To the Editor:
We thank Dr. Bernatsky and colleagues for sharing their work and insightful comments. As discussed in their letter, one of the commonly emerging themes from focus group discussions regarding timely rheumatologic referral is the value of communication between patient, referring physician, and rheumatologist. We believe our study highlights the fact that accurate communication is missing between primary care physicians and rheumatologists. How to best improve communication between these parties is debated.
As clinical educators, we believe that local continuing medical education (CME) is always a rewarding opportunity to deliver a message and create links with the participants. However, global improvement in access to rheumatologic care through CME at the primary care level would likely be inefficient. Effective CME utilizing nondidactic techniques in multiple sequenced sessions is very costly in terms of time and resources.
We are currently pilot-testing a simple one-page rheumatologic referral tool with the goal of improving communication between primary care physicians and rheumatologists.
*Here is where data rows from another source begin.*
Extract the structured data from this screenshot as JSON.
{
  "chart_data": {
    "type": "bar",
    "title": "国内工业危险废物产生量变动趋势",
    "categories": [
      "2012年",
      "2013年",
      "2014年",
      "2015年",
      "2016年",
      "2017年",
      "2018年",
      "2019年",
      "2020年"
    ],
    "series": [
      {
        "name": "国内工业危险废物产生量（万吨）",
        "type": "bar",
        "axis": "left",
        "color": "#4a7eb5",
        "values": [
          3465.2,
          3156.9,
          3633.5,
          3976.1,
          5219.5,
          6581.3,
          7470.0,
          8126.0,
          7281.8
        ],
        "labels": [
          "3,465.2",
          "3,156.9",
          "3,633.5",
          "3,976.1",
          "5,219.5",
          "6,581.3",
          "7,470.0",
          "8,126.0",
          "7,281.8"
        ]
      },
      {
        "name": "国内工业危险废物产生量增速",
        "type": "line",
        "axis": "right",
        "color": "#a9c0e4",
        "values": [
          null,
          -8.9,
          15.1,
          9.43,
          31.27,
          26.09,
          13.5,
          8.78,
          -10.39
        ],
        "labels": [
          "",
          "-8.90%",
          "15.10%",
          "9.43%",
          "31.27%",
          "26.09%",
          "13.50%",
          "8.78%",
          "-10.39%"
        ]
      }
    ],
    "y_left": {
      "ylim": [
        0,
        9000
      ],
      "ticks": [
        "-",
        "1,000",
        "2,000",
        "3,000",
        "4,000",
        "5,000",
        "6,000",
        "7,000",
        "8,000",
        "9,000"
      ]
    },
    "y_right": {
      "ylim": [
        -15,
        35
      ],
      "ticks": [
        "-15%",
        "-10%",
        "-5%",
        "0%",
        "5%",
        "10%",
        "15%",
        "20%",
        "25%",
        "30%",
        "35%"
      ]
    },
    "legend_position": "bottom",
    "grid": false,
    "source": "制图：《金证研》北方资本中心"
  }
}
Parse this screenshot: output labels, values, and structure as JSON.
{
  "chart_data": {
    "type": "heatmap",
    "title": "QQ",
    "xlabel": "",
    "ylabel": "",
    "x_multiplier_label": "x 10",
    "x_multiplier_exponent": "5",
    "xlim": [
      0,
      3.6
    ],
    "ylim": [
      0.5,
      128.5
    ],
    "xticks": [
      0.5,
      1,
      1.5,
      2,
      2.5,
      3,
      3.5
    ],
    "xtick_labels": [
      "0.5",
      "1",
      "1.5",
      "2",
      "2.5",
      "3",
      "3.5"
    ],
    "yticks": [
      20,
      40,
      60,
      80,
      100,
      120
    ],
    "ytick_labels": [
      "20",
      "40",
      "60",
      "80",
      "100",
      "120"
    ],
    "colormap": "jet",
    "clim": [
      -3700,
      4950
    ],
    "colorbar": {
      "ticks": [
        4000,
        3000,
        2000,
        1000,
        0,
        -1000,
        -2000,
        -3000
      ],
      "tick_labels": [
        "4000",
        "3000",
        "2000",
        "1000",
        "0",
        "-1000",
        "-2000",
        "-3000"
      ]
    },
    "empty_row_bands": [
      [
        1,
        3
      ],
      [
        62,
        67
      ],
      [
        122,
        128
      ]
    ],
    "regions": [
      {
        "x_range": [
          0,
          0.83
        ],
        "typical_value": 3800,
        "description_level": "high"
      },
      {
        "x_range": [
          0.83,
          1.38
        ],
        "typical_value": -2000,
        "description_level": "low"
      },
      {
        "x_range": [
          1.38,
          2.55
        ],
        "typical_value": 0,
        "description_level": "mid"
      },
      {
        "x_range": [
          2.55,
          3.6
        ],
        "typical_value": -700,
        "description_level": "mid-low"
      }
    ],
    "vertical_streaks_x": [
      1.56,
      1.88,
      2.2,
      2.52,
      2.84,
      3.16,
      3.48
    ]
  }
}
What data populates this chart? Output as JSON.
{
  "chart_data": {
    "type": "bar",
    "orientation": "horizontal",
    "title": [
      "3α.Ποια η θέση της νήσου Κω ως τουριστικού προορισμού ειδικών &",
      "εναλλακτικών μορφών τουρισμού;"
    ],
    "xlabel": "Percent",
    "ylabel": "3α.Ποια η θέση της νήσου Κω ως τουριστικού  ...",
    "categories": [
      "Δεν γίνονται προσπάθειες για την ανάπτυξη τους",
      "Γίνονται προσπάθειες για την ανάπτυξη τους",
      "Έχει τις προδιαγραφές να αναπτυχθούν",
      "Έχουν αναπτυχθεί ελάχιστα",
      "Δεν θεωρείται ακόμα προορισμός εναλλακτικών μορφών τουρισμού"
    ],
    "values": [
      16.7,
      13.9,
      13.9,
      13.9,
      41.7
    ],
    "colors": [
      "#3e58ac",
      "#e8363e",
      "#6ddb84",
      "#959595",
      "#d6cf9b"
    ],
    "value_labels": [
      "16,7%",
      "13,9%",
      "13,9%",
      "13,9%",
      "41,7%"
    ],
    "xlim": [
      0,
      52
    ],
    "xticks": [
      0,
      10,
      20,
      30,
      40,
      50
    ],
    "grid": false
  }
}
We have sent this tool to 800 local family doctors and have collected 1000 referrals in our database. We are in the preliminary phases of analyzing our data; a few preliminary themes have emerged: (1) Motivating primary care physicians to consistently use the referral tool has been challenging. This strategy was launched with multiple single CME sessions on the use of the referral tool. (2) Despite clearly asking for information, communication remains a problem. Examination of 900 referrals revealed that fewer than 50% of referring physicians included a simple complete blood count with the referral (when it was clearly asked for).
In what direction should we move? It is clear that rheumatology needs a national strategy to improve the referral process. All rheumatologists mandating referring physicians to use a validated general rheumatology referral form would be a significant step forward in improving the referral process. This strategy would require referring physicians to change behavior, while providing education through repetitive use of the form supported by Web-based and local CME.